Publishing date: October 2017

Tip Editor: John Salmon
Tip reviewer: Roger Hitchings


The Science behind the Tip

A carotid – cavernous sinus fistula is an abnormal vascular communication between the carotid artery system and the cavernous sinus. This can result in raised episcleral venous pressure and is a rare cause of elevated IOP and glaucoma (1).

Most occur after trauma and result in pulsatile proptosis, engorgement of the episcleral veins and a bruit. The remainder occur spontaneously with an insidious onset, mainly in middle-aged women.  Because these dural carotid-cavernous sinus fistulas are low flow, less severe symptoms occur (2).  Prominent episcleral veins with minimal proptosis is found and two thirds have raised IOP or glaucoma (1).

Non-invasive imaging techniques can be used to confirm the diagnosis (3). The most common treatment is occlusion of the fistula via a transarterial or transvenous route. This results in restoration of normal orbital and intracranial blood flow and reduction of IOP in most cases (2).

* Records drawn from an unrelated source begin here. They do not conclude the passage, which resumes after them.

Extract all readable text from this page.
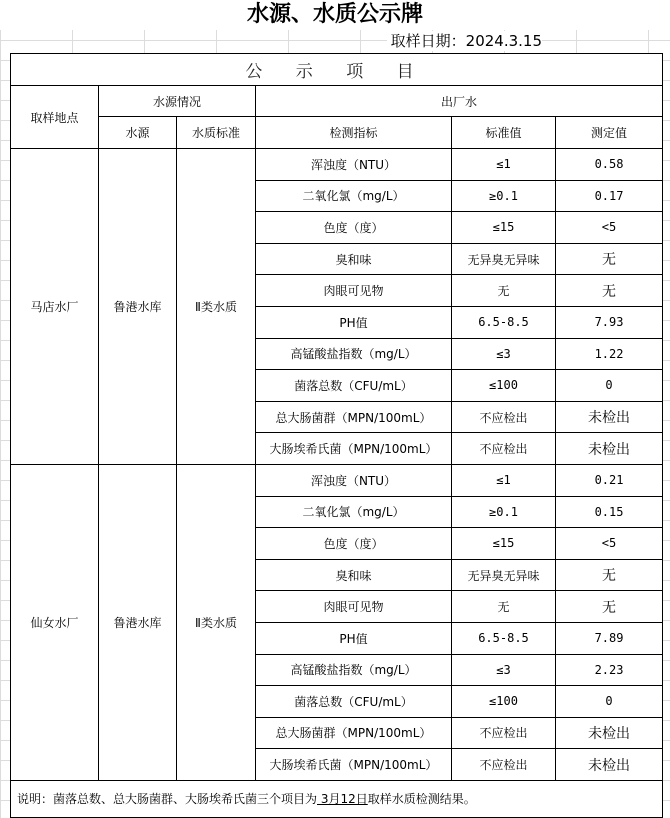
水源、水质公示牌
取样日期：2024.3.15
公 示 项 目					
取样地点	水源情况		出厂水		
	水源	水质标准	检测指标	标准值	测定值
马店水厂	鲁港水库	Ⅱ类水质	浑浊度（NTU）	≤1	0.58
			二氧化氯（mg/L）	≥0.1	0.17
			色度（度）	≤15	<5
			臭和味	无异臭无异味	无
			肉眼可见物	无	无
			PH值	6.5-8.5	7.93
			高锰酸盐指数（mg/L）	≤3	1.22
			菌落总数（CFU/mL）	≤100	0
			总大肠菌群（MPN/100mL）	不应检出	未检出
			大肠埃希氏菌（MPN/100mL）	不应检出	未检出
仙女水厂	鲁港水库	Ⅱ类水质	浑浊度（NTU）	≤1	0.21
			二氧化氯（mg/L）	≥0.1	0.15
			色度（度）	≤15	<5
			臭和味	无异臭无异味	无
			肉眼可见物	无	无
			PH值	6.5-8.5	7.89
			高锰酸盐指数（mg/L）	≤3	2.23
			菌落总数（CFU/mL）	≤100	0
			总大肠菌群（MPN/100mL）	不应检出	未检出
			大肠埃希氏菌（MPN/100mL）	不应检出	未检出
说明：菌落总数、总大肠菌群、大肠埃希氏菌三个项目为 3月12日取样水质检测结果。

Contributor: John F Salmon MD - Oxford



References

1. Ishijima K, Kashiwagi K, Nakano K et al., Ocular manifestations and prognosis of secondary glaucoma in patients with carotid-cavernous sinus fistula. Jpn J Ophthalmol 2003; 47: 603-8

2. Miller NR. Dural carotid-cavernous fistulas:  epidemiology, clinical presentation and management.  Neurosurg Clin N Am 2012; 23: 179-92.

3. Gandi D, Chen J, Pearl M et al. Intrancranial dural arteriovenous fistulas : classification, imaging findings and treatment.  Am J Neuroradiology 2012; 33: 1007-13.